In our study, small tumours had greater concordance and large tumours had greater heterogeneity and more unrepresentative samples. The only independent factors associated with discordance were premenopausal status, tumour size and the guidance type of core biopsy performed (an ultrasound guidance allowed more specific sample of the lesion). We found no differences in concordance rates related to the number and the size of the core biopsies. This is supported by O’Leary et al (2004) who showed in a series of 113 patients that the number and size of biopsies did not influence the concordance between preoperative and postoperative histopathology reports. In contrast, a short report published by McIlhenny et al (2002) found that a single core biopsy was only 32% accurate in predicting the grade, whereas this rate rose to 74% for four core biopsies (P=0.001). Predictive factors in HR+/HER2− group are important to decide adjuvant systemic treatment or neo-adjuvant chemotherapy.
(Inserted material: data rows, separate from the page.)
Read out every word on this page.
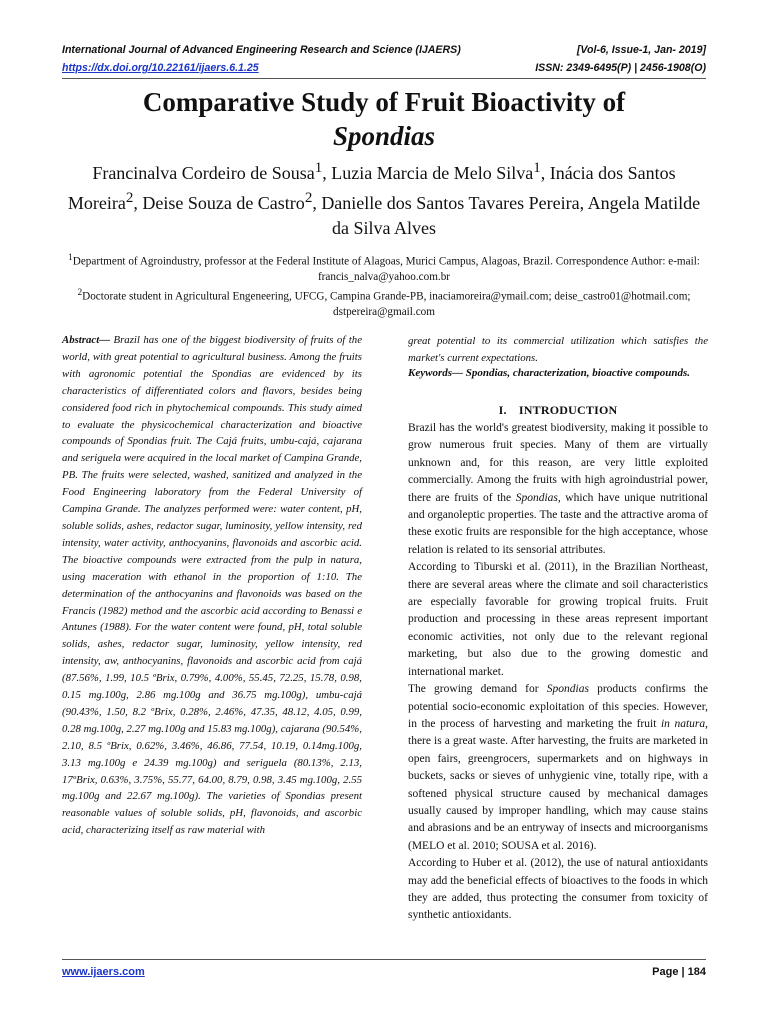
International Journal of Advanced Engineering Research and Science (IJAERS)	[Vol-6, Issue-1, Jan- 2019]
https://dx.doi.org/10.22161/ijaers.6.1.25	ISSN: 2349-6495(P) | 2456-1908(O)
Comparative Study of Fruit Bioactivity of
Spondias
Francinalva Cordeiro de Sousa$^1$, Luzia Marcia de Melo Silva$^1$, Inácia dos Santos Moreira$^2$, Deise Souza de Castro$^2$, Danielle dos Santos Tavares Pereira, Angela Matilde da Silva Alves
$^1$Department of Agroindustry, professor at the Federal Institute of Alagoas, Murici Campus, Alagoas, Brazil. Correspondence Author: e-mail: francis_nalva@yahoo.com.br
$^2$Doctorate student in Agricultural Engeneering, UFCG, Campina Grande-PB, inaciamoreira@ymail.com; deise_castro01@hotmail.com; dstpereira@gmail.com

Abstract— Brazil has one of the biggest biodiversity of fruits of the world, with great potential to agricultural business. Among the fruits with agronomic potential the Spondias are evidenced by its characteristics of differentiated colors and flavors, besides being considered food rich in phytochemical compounds. This study aimed to evaluate the physicochemical characterization and bioactive compounds of Spondias fruit. The Cajá fruits, umbu-cajá, cajarana and seriguela were acquired in the local market of Campina Grande, PB. The fruits were selected, washed, sanitized and analyzed in the Food Engineering laboratory from the Federal University of Campina Grande. The analyzes performed were: water content, pH, soluble solids, ashes, redactor sugar, luminosity, yellow intensity, red intensity, water activity, anthocyanins, flavonoids and ascorbic acid. The bioactive compounds were extracted from the pulp in natura, using maceration with ethanol in the proportion of 1:10. The determination of the anthocyanins and flavonoids was based on the Francis (1982) method and the ascorbic acid according to Benassi e Antunes (1988). For the water content were found, pH, total soluble solids, ashes, redactor sugar, luminosity, yellow intensity, red intensity, aw, anthocyanins, flavonoids and ascorbic acid from cajá (87.56%, 1.99, 10.5 ºBrix, 0.79%, 4.00%, 55.45, 72.25, 15.78, 0.98, 0.15 mg.100g, 2.86 mg.100g and 36.75 mg.100g), umbu-cajá (90.43%, 1.50, 8.2 ºBrix, 0.28%, 2.46%, 47.35, 48.12, 4.05, 0.99, 0.28 mg.100g, 2.27 mg.100g and 15.83 mg.100g), cajarana (90.54%, 2.10, 8.5 ºBrix, 0.62%, 3.46%, 46.86, 77.54, 10.19, 0.14mg.100g, 3.13 mg.100g e 24.39 mg.100g) and seriguela (80.13%, 2.13, 17ºBrix, 0.63%, 3.75%, 55.77, 64.00, 8.79, 0.98, 3.45 mg.100g, 2.55 mg.100g and 22.67 mg.100g). The varieties of Spondias present reasonable values of soluble solids, pH, flavonoids, and ascorbic acid, characterizing itself as raw material with

great potential to its commercial utilization which satisfies the market's current expectations.

Keywords— Spondias, characterization, bioactive compounds.

I. INTRODUCTION

Brazil has the world's greatest biodiversity, making it possible to grow numerous fruit species. Many of them are virtually unknown and, for this reason, are very little exploited commercially. Among the fruits with high agroindustrial power, there are fruits of the Spondias, which have unique nutritional and organoleptic properties. The taste and the attractive aroma of these exotic fruits are responsible for the high acceptance, whose relation is related to its sensorial attributes.

According to Tiburski et al. (2011), in the Brazilian Northeast, there are several areas where the climate and soil characteristics are especially favorable for growing tropical fruits. Fruit production and processing in these areas represent important economic activities, not only due to the relevant regional marketing, but also due to the growing domestic and international market.

The growing demand for Spondias products confirms the potential socio-economic exploitation of this species. However, in the process of harvesting and marketing the fruit in natura, there is a great waste. After harvesting, the fruits are marketed in open fairs, greengrocers, supermarkets and on highways in buckets, sacks or sieves of unhygienic vine, totally ripe, with a softened physical structure caused by mechanical damages usually caused by improper handling, which may cause stains and abrasions and be an entryway of insects and microorganisms (MELO et al. 2010; SOUSA et al. 2016).

According to Huber et al. (2012), the use of natural antioxidants may add the beneficial effects of bioactives to the foods in which they are added, thus protecting the consumer from toxicity of synthetic antioxidants.

www.ijaers.com	Page | 184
The greatest discordance rate was found in the subgroup of patients with an indication of adjuvant chemotherapy (38% in chemotherapy group, 18% in hormone therapy group and 12% in no adjuvant systemic treatment group). This is potentially explained by a more aggressive tumour biology and greater heterogeneity. This discrepancy had no or few therapeutic impact, because systemic treatment decision-making also integrates other variables, such as tumour size, nodal involvement and the age of the patient.

From the present study, we can conclude that HG discrepancy is mainly related to an underestimation of mitotic index and factors probably associated with the great tumour heterogeneity of breast cancer, such as premenopausal status, tumour size and the type of core biopsy performed. However, grade discordance does not appear to modify the therapeutic decision in ER+/Her2− breast carcinoma.